5. LEGISLATION ON DISCRIMINATION AND BOARDS OF APPEAL

Laws on equality of treatment should be adopted and funds provided so that these laws can be put into practice.

• One major objective is to adopt laws that guarantee the respect of human rights in a pro-active way. These laws should focus on the protection of human dignity, the right not to be violated, the right to self-determination, the right to privacy and the right to respect.

• For example through legal protection of advance directives, or through the introduction of a suicide register.

• There should be boards of appeal that receive the authority and structural guaranteed possibilities to sanction institutions and to influence decision-makers.
  They should be:

  • organised nationally, regionally and locally;

  • legally covered;

  • easily accessible (anonymous upon request) and

  • functioning independently from medical and psychiatric institutions (to protect confidentiality and to guarantee the support of victims of discrimination as it is demanded by the anti-discrimination framework of the European Union.

  It would be desirable that the controlling is by (ex)-users and survivors of psychiatry. The possibility to ask for professional advice when needed should be there, the financial resources for such advice too.

6. INVOLVEMENT OF POLICY MAKERS

The health rates of the citizens of a country are a criterion of well-being and mental health is a key point in this respect.

• It is important that policy makers become aware of the tremendous lack of resources in the health field in general and particularly in mental health. This lack of resources is both structural and in human personnel and results in worsening treatment and care that hinders recovery and can lead to patients becoming chronically ill. This leads to social exclusion, preventing the patients from having equal opportunities in life, increased risk of marginalisation, disability, physical illness and mental disorders, high rates of early retirement pensions and major public expenditure in the long term. The allocation of more resources to the Mental Health, and in particular to preventative care and early intervention, area is essential.
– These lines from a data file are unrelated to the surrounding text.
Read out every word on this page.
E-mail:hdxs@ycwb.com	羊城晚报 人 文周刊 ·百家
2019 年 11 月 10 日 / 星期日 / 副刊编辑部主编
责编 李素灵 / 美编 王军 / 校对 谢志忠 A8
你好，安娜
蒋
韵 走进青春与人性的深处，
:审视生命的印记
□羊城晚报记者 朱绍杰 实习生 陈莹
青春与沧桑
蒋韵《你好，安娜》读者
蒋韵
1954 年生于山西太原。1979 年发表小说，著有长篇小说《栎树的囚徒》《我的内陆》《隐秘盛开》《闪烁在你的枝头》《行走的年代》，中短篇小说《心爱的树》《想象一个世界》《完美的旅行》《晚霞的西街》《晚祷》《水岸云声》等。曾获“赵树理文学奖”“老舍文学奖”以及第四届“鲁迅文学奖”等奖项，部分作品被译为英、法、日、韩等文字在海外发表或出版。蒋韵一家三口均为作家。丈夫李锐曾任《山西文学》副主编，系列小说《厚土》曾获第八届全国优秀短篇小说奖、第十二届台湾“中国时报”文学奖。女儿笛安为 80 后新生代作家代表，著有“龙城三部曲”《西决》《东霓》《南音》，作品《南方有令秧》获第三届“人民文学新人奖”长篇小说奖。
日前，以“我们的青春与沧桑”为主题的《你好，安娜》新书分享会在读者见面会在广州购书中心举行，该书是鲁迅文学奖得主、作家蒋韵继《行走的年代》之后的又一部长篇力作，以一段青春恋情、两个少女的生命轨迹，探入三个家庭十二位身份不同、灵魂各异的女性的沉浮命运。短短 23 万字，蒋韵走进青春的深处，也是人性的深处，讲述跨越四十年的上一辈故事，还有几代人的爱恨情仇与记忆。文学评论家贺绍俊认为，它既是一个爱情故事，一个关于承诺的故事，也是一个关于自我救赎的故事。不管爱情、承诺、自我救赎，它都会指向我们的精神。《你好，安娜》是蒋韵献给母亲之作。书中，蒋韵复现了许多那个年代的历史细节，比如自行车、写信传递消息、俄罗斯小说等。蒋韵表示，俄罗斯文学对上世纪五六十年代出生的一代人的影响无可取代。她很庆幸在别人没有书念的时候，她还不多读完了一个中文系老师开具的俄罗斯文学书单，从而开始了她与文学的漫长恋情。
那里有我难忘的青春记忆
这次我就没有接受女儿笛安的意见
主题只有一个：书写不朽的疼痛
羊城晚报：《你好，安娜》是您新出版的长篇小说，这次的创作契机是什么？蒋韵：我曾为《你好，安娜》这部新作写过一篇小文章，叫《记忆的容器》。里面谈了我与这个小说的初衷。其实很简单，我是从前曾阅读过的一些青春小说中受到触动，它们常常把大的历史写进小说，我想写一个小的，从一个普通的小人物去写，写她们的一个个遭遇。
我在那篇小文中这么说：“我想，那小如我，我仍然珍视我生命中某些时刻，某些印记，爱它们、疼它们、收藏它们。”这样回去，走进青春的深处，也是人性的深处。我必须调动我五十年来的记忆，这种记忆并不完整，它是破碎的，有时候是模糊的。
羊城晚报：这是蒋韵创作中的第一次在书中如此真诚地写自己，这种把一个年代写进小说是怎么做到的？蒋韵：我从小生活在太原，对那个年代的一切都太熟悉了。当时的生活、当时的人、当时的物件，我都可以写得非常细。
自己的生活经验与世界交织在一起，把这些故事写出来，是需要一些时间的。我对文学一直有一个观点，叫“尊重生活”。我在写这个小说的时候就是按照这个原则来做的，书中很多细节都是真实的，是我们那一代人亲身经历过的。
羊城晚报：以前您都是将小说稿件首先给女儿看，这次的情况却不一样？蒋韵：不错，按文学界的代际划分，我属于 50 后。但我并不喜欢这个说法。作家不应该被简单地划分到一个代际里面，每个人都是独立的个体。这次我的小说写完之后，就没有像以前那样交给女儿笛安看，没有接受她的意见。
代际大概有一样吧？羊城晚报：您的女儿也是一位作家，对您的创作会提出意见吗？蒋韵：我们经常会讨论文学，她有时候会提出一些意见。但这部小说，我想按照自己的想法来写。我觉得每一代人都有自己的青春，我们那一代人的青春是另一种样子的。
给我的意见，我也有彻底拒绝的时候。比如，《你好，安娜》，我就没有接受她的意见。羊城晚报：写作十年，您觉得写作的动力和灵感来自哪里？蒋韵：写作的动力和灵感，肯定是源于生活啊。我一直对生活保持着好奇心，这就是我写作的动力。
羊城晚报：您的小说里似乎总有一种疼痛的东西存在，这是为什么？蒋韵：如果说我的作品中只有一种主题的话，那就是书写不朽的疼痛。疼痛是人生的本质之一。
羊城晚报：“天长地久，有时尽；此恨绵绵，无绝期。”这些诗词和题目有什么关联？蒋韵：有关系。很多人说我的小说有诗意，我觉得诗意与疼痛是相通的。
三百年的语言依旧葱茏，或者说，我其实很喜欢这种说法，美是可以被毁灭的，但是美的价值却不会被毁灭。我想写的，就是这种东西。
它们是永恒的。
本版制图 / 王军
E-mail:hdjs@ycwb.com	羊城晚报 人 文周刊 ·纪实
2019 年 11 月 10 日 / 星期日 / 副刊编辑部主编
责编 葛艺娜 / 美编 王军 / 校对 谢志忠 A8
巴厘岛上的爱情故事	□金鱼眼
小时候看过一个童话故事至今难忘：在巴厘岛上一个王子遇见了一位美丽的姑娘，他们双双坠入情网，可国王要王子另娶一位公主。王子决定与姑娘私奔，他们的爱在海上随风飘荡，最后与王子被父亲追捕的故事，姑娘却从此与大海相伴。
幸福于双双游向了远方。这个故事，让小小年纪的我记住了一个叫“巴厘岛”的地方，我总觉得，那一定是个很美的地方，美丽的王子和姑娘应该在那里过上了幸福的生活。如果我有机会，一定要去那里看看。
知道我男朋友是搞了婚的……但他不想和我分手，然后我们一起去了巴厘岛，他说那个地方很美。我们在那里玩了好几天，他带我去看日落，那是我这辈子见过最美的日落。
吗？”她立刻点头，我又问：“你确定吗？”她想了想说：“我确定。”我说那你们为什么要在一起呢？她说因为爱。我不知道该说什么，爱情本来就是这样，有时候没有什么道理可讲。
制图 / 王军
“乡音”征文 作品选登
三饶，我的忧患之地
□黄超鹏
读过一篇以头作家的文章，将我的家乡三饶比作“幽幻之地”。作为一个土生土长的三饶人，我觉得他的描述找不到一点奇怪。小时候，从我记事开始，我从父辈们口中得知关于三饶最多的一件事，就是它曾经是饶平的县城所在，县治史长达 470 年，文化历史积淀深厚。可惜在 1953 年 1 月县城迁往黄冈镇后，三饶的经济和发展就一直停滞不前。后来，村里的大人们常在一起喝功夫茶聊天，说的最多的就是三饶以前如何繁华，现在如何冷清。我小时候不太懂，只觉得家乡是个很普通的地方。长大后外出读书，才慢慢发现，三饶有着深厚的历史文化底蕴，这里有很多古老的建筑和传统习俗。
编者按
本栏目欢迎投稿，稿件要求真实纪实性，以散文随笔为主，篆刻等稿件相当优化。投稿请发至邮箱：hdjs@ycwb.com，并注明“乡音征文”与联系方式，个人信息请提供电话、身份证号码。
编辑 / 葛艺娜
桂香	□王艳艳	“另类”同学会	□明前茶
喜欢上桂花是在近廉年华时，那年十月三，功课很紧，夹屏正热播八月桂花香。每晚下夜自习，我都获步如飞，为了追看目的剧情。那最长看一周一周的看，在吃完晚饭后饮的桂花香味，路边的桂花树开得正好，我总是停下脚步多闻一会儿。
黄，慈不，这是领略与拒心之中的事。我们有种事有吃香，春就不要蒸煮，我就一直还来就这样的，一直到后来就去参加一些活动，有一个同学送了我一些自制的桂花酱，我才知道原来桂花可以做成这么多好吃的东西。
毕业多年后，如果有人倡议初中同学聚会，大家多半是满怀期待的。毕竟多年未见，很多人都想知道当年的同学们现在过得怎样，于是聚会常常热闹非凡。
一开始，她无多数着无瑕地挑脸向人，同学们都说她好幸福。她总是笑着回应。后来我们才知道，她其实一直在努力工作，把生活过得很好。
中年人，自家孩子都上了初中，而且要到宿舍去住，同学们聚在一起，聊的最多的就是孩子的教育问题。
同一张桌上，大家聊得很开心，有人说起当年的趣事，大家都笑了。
• The elaboration of appropriate and realistic Mental Health Plans that are in accordance with the reality of the country, and more important yet, with the reality of the disability, have to be supported at all levels.

• To create the right of full involvement of (ex-)users and survivors of psychiatry and carers organisations as they are indispensable elements. This is so that people with MH problems and their relatives enjoy the status they deserve as citizens with full rights.

CONCLUSIONS

There is a need for a concerted effort on the part of the general public and professionals of mental health care and of health care to change attitudes towards people with mental health problems. Greater efforts must be made not only to increase awareness of the discrimination and harassment routinely faced by people with mental health problems and their families, but also towards the allocation of resources that ensure an improvement in the quality of the treatment. Financial resources, structural and organisational changes, which enforce the movement of (ex-)users and survivors of psychiatry, the explicit formulation of quality standards of care, the adaptations of laws and the involvement of politicians should help to make this possible.